In the late 1990s it began to look as if the media were gunning for millionaire Tories in alphabetical order. First Jonathan Aitken, a joint target of Granada and the Guardian. Then Jeffrey Archer, jailed after a sting operation by the News of the World. Next in line seemed to be the mysterious Michael Ashcroft, appointed Conservative party treasurer by William Hague, donor of many millions to the party, and victim of the strange, new alliance between New Labour and the Times. In 1999 Hague tried to nominate Ashcroft as a ‘working’ member of the House of Lords, only for the nomination initially to be blocked by Tony Blair on the recommendation of the Honours Scrutiny Committee. Ashcroft only got his peerage after a furious and ‘urgent’ phone call by Hague to Blair while he was in the midst of a European summit in Lisbon.
Unlike Aitken or Archer, Ashcroft’s background was largely unexplored. He’d made his hundreds of millions from clever deal-making — buying and selling companies at the opportune moment. What intrigued people were his links with the former British colony of Belize, and his extraordinary role in the economy of the tiny Central American state which has long been regarded as a significant centre for the South American drugs trade and extensive money-laundering.

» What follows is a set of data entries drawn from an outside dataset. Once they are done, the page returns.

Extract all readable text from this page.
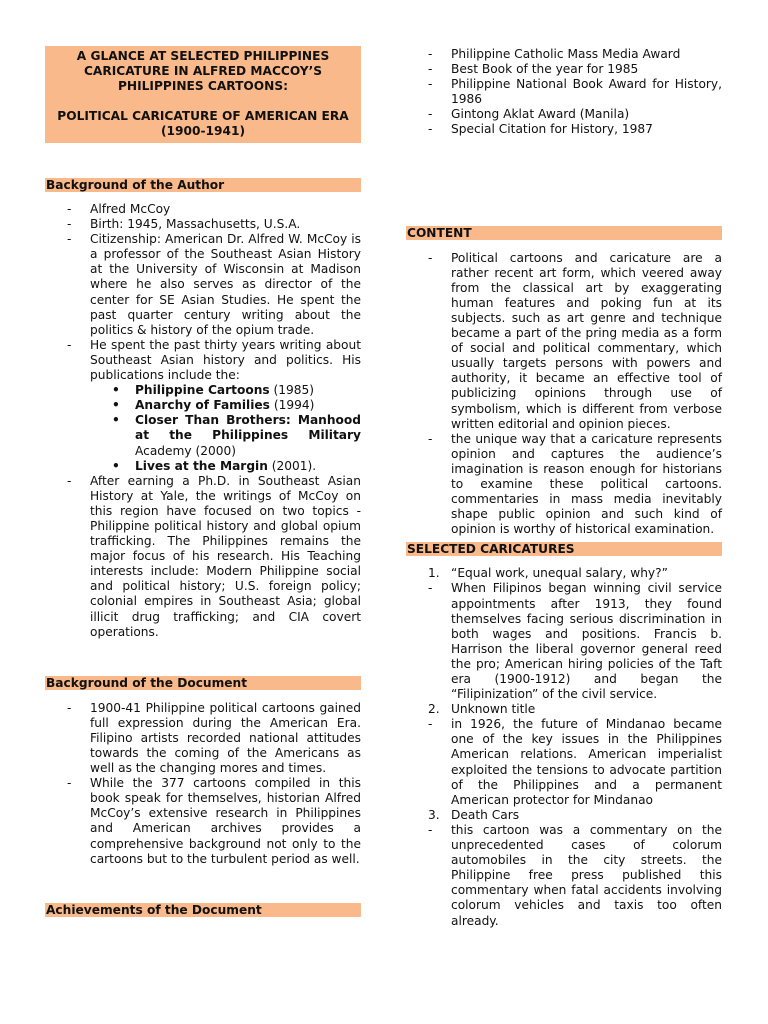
A GLANCE AT SELECTED PHILIPPINES CARICATURE IN ALFRED MACCOY’S PHILIPPINES CARTOONS:
POLITICAL CARICATURE OF AMERICAN ERA (1900-1941)
Background of the Author
- Alfred McCoy
- Birth: 1945, Massachusetts, U.S.A.
- Citizenship: American Dr. Alfred W. McCoy is a professor of the Southeast Asian History at the University of Wisconsin at Madison where he also serves as director of the center for SE Asian Studies. He spent the past quarter century writing about the politics & history of the opium trade.
- He spent the past thirty years writing about Southeast Asian history and politics. His publications include the:
• Philippine Cartoons (1985)
• Anarchy of Families (1994)
• Closer Than Brothers: Manhood at the Philippines Military Academy (2000)
• Lives at the Margin (2001).
- After earning a Ph.D. in Southeast Asian History at Yale, the writings of McCoy on this region have focused on two topics - Philippine political history and global opium trafficking. The Philippines remains the major focus of his research. His Teaching interests include: Modern Philippine social and political history; U.S. foreign policy; colonial empires in Southeast Asia; global illicit drug trafficking; and CIA covert operations.
Background of the Document
- 1900-41 Philippine political cartoons gained full expression during the American Era. Filipino artists recorded national attitudes towards the coming of the Americans as well as the changing mores and times.
- While the 377 cartoons compiled in this book speak for themselves, historian Alfred McCoy’s extensive research in Philippines and American archives provides a comprehensive background not only to the cartoons but to the turbulent period as well.
Achievements of the Document
- Philippine Catholic Mass Media Award
- Best Book of the year for 1985
- Philippine National Book Award for History, 1986
- Gintong Aklat Award (Manila)
- Special Citation for History, 1987
CONTENT
- Political cartoons and caricature are a rather recent art form, which veered away from the classical art by exaggerating human features and poking fun at its subjects. such as art genre and technique became a part of the pring media as a form of social and political commentary, which usually targets persons with powers and authority, it became an effective tool of publicizing opinions through use of symbolism, which is different from verbose written editorial and opinion pieces.
- the unique way that a caricature represents opinion and captures the audience’s imagination is reason enough for historians to examine these political cartoons. commentaries in mass media inevitably shape public opinion and such kind of opinion is worthy of historical examination.
SELECTED CARICATURES
1. “Equal work, unequal salary, why?”
- When Filipinos began winning civil service appointments after 1913, they found themselves facing serious discrimination in both wages and positions. Francis b. Harrison the liberal governor general reed the pro; American hiring policies of the Taft era (1900-1912) and began the “Filipinization” of the civil service.
2. Unknown title
- in 1926, the future of Mindanao became one of the key issues in the Philippines American relations. American imperialist exploited the tensions to advocate partition of the Philippines and a permanent American protector for Mindanao
3. Death Cars
- this cartoon was a commentary on the unprecedented cases of colorum automobiles in the city streets. the Philippine free press published this commentary when fatal accidents involving colorum vehicles and taxis too often already.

The Belize government had granted Ashcroft’s businesses an extraordinary 30-year holiday from tax, and in gratitude for his subsequent investment they also made him ambassador to the United Nations. And just as Ashcroft was said to play Monopoly with the Belize economy, he was accused, after the 1997 election, when the Tories were in huge debt, of buying up the Conservative party. His work and donations were largely credited with keeping the party solvent.